Le chef de l'organisation hémisphérique dit s'inquiéter plutôt du niveau de préparation. Il pointe la lenteur dans le traitement de la question sécuritaire et des gangs, mais aussi les retards dans l'organisation pratique du scrutin : enregistrement des électeurs, identification des centres et bureaux de vote, formation du personnel et impression des bulletins.
« Il y a énormément de travail à accomplir », a insisté Ramdin, qui rappelle que la décision finale ne revient ni à lui, ni à l'OEA, ni à la communauté internationale. « Cette décision appartient aux autorités haïtiennes. Il doit y avoir un dialogue en Haïti sur la date et sur la crédibilité des élections », a-t-il précisé.
Pour le secrétaire général, aucune élection n'est parfaite à 100%, mais l'essentiel est de pouvoir gérer les défis le jour J. « La question est donc : Haïti est-elle prête pour cela ? Ce n'est pas à moi d'en décider. Cela relève du CEP et du bureau du Premier ministre », a-t-il souligné, tout en souhaitant que le scrutin se tienne dès que possible pour renforcer la confiance démocratique.

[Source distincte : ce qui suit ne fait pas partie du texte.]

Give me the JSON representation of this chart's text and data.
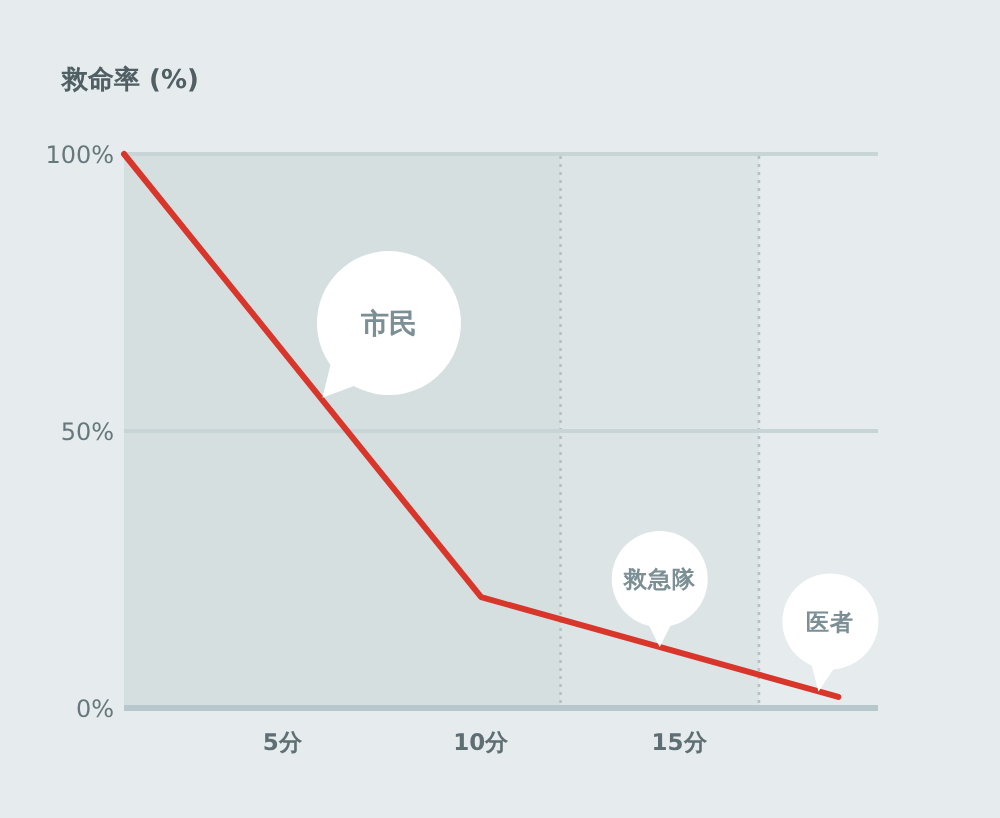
{
  "chart_data": {
    "type": "line",
    "ylabel": "救命率 (%)",
    "x": [
      1,
      10,
      19
    ],
    "series": [
      {
        "color": "#d9362b",
        "values": [
          100,
          20,
          2
        ]
      }
    ],
    "xlim": [
      1,
      20
    ],
    "ylim": [
      0,
      100
    ],
    "xticks": [
      {
        "value": 5,
        "label": "5分"
      },
      {
        "value": 10,
        "label": "10分"
      },
      {
        "value": 15,
        "label": "15分"
      }
    ],
    "yticks": [
      {
        "value": 0,
        "label": "0%"
      },
      {
        "value": 50,
        "label": "50%"
      },
      {
        "value": 100,
        "label": "100%"
      }
    ],
    "grid": "y",
    "bands": [
      {
        "axis": "x",
        "from": 1,
        "to": 12,
        "color": "#d5dfe0"
      },
      {
        "axis": "x",
        "from": 12,
        "to": 17,
        "color": "#dde4e6"
      }
    ],
    "ref_lines": [
      {
        "axis": "x",
        "value": 12,
        "color": "#b5c0c2",
        "line_style": "dotted"
      },
      {
        "axis": "x",
        "value": 17,
        "color": "#b5c0c2",
        "line_style": "dotted"
      }
    ],
    "annotations": [
      {
        "text": "市民",
        "x": 6,
        "y": 56
      },
      {
        "text": "救急隊",
        "x": 14.5,
        "y": 11
      },
      {
        "text": "医者",
        "x": 18.5,
        "y": 3
      }
    ],
    "marker": "none",
    "line_style": "solid"
  }
}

Il a toutefois posé des conditions de crédibilité. Les élections doivent offrir une véritable opportunité à tous les Haïtiens inscrits de voter, sans priver personne de son droit. Pour cela, il appelle à accélérer massivement l'enregistrement des électeurs et à lancer une campagne médiatique soutenue pour inciter la population à s'inscrire.
Un avertissement clair : sans cette intensification, la crédibilité du processus sera contestée tant par la classe politique haïtienne que par la communauté internationale. Un constat que partagent déjà de nombreux partis, experts en sécurité et en élections, qui jugent irréaliste la tenue du scrutin le 13 décembre 2026, dix ans après les dernières élections et dans un contexte de violence généralisée.